1 Introduction
2 Interface
3 History
4 Legal
Version: 0.1

html-parsing: Permissive Parsing of HTML to SXML/xexp in Racket

Neil Van Dyke

License: LGPL 3   Web: http://www.neilvandyke.org/racket-html-parsing/

 (require (planet neil/html-parsing:1:=0))

1 Introduction

The html-parsing library provides a permissive HTML parser. The parser is useful for software agent extraction of information from Web pages, for programmatically transforming HTML files, and for implementing interactive Web browsers. html-parsing emits SXML/xexp, so that conventional invalid HTML may be processed with XML tools such as SXPath. Like Oleg Kiselyov’s SSAX-based HTML parser, html-parsing provides a permissive tokenizer, but html-parsing extends this by attempting to recover syntactic structure.

The html-parsing parsing behavior is permissive in that it accepts erroneous HTML, handling several classes of HTML syntax errors gracefully, without yielding a parse error. This is crucial for parsing arbitrary real-world Web pages, since many pages actually contain syntax errors that would defeat a strict or validating parser. html-parsing’s handling of errors is intended to generally emulate popular Web browsers’ interpretation of the structure of erroneous HTML. We euphemistically term this kind of parse “pragmatic.”

html-parsing also has some support for XHTML, although XML namespace qualifiers are accepted but stripped from the resulting SXML/xexp. Note that valid XHTML input might be better handled by a validating XML parser like Kiselyov’s SSAX.

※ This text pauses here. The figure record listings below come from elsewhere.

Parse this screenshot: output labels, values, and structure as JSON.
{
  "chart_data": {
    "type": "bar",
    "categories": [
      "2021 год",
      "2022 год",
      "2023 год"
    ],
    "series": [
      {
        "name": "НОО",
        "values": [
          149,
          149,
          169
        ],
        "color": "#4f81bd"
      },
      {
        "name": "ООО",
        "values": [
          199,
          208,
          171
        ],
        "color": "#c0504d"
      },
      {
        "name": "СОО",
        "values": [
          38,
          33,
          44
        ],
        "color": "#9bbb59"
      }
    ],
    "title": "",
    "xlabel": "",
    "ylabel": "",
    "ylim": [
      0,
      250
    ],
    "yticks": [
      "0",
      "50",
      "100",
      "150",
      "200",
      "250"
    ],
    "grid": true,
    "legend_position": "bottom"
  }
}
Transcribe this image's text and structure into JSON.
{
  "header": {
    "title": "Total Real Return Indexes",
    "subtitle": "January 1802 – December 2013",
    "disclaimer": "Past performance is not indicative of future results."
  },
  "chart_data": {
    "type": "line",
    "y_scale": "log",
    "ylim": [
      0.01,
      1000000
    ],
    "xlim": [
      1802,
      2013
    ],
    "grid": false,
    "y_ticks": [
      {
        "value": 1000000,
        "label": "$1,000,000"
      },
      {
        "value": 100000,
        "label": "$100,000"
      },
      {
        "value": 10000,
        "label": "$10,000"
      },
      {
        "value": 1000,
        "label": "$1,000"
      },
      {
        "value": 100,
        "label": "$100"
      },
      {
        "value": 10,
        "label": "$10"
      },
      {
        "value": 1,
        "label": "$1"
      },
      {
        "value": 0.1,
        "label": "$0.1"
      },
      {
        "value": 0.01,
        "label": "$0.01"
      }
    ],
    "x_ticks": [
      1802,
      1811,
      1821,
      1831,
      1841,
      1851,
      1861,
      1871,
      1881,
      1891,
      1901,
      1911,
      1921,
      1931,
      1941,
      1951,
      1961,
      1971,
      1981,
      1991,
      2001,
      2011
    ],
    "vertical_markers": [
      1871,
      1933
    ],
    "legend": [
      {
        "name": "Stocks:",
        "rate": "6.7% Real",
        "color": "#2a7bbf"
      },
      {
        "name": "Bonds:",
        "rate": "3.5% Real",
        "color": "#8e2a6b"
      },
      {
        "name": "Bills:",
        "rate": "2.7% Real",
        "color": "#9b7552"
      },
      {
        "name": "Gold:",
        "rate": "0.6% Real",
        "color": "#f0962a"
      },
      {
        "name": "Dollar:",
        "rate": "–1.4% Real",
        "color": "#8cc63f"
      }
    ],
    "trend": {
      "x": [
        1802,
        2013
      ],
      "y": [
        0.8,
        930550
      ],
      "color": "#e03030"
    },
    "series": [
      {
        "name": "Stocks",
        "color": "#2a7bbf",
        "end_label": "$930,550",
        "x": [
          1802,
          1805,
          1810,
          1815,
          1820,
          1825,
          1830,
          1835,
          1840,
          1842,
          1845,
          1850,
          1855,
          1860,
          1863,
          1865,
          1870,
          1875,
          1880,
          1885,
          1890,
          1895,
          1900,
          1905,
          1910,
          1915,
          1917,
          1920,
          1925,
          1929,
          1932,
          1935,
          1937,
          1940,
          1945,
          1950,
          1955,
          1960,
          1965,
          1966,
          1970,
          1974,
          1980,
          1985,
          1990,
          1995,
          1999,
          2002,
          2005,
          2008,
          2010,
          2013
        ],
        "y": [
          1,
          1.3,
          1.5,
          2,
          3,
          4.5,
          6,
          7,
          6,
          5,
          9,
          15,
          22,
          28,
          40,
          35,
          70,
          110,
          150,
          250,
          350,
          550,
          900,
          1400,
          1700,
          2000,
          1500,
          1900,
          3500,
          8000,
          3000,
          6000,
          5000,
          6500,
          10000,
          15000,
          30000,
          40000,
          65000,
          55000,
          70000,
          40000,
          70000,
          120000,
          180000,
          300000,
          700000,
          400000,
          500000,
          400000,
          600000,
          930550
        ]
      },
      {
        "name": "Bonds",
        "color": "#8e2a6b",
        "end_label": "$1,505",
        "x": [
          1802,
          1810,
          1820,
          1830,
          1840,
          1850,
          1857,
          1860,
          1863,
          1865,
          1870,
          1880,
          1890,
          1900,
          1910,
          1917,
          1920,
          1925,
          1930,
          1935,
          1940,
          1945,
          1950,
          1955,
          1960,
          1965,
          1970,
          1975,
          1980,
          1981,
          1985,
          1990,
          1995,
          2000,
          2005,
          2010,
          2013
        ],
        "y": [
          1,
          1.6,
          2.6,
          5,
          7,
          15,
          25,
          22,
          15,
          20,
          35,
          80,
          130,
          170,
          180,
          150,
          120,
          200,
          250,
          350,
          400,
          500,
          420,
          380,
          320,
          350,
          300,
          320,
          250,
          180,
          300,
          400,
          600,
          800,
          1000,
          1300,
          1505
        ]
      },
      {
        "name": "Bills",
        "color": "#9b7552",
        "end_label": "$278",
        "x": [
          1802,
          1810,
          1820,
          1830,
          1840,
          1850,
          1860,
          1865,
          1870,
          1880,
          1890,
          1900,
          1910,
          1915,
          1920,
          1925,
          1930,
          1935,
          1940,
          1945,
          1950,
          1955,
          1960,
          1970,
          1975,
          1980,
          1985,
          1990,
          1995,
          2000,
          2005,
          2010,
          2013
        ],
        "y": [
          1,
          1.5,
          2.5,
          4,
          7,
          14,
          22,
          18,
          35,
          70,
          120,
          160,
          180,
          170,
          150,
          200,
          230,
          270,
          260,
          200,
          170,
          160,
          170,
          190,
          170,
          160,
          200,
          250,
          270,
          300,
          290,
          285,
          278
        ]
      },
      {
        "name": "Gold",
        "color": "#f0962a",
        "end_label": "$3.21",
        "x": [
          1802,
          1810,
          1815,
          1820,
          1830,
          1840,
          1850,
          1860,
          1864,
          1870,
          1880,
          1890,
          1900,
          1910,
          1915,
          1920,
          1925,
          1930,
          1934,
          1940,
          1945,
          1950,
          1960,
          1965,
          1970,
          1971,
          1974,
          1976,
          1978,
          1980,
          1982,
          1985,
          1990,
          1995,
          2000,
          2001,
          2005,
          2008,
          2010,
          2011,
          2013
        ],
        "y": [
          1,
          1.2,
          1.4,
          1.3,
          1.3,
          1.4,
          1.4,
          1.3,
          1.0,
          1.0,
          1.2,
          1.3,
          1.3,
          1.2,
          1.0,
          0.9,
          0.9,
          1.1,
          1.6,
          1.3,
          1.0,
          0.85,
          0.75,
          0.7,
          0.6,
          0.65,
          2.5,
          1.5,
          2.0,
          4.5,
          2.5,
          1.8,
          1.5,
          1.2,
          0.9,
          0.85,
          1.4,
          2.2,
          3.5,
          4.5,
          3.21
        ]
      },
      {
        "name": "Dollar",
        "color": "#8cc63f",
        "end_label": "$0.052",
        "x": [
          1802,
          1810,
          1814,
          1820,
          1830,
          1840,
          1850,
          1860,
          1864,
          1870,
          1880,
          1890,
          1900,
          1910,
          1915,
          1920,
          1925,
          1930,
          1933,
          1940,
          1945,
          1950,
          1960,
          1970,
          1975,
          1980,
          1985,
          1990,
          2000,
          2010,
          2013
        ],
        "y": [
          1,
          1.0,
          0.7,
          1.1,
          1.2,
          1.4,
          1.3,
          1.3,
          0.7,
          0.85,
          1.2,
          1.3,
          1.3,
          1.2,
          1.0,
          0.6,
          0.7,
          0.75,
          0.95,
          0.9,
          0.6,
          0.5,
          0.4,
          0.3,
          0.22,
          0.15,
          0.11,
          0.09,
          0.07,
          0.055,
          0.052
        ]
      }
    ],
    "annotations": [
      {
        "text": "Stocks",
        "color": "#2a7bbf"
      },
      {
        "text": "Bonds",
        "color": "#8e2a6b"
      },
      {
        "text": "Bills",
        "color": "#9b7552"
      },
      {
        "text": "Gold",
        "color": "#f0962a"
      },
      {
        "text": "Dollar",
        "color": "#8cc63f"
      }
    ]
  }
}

This package will be replacing HtmlPrag.

2 Interface

(html->xexp input)  any/c
  input : any/c

Permissively parse HTML from input, which is either an input port or a string, and emit an SXML/xexp equivalent or approximation. To borrow and slightly modify an example from Kiselyov’s discussion of his HTML parser:

 "<html><head><title></title><title>whatever</title></head><body>\n<a href=\"url\">link</a><p align=center><ul compact style=\"aa\">\n<p>BLah<!-- comment <comment> --> <i> italic <b> bold <tt> ened</i>\nstill &lt; bold </b></body><P> But not done yet...")
(*TOP* (html (head (title) (title "whatever"))
             (body "\n"
                   (a (@ (href "url")) "link")
                   (p (@ (align "center"))
                      (ul (@ (compact) (style "aa")) "\n"))
                   (p "BLah"
                      (*COMMENT* " comment <comment> ")
                      " "
                      (i " italic " (b " bold " (tt " ened")))
                      "still < bold "))
             (p " But not done yet...")))

Note that, in the emitted SXML/xexp, the text token "still < bold" is not inside the b element, which represents an unfortunate failure to emulate all the quirks-handling behavior of some popular Web browsers.

3 History

4 Legal

Copyright (c) 2003–2011 Neil Van Dyke. This program is Free Software; you can redistribute it and/or modify it under the terms of the GNU Lesser General Public License as published by the Free Software Foundation; either version 3 of the License (LGPL 3), or (at your option) any later version. This program is distributed in the hope that it will be useful, but without any warranty; without even the implied warranty of merchantability or fitness for a particular purpose. See http://www.gnu.org/licenses/ for details. For other licenses and consulting, please contact the author.

Standard Documentation Format Note: The API signatures in this documentation are likely incorrect in some regards, such as indicating type any/c for things that are not, and not indicating when arguments are optional. This is due to a transitioning from the Texinfo documentation format to Scribble, which the author intends to finish someday.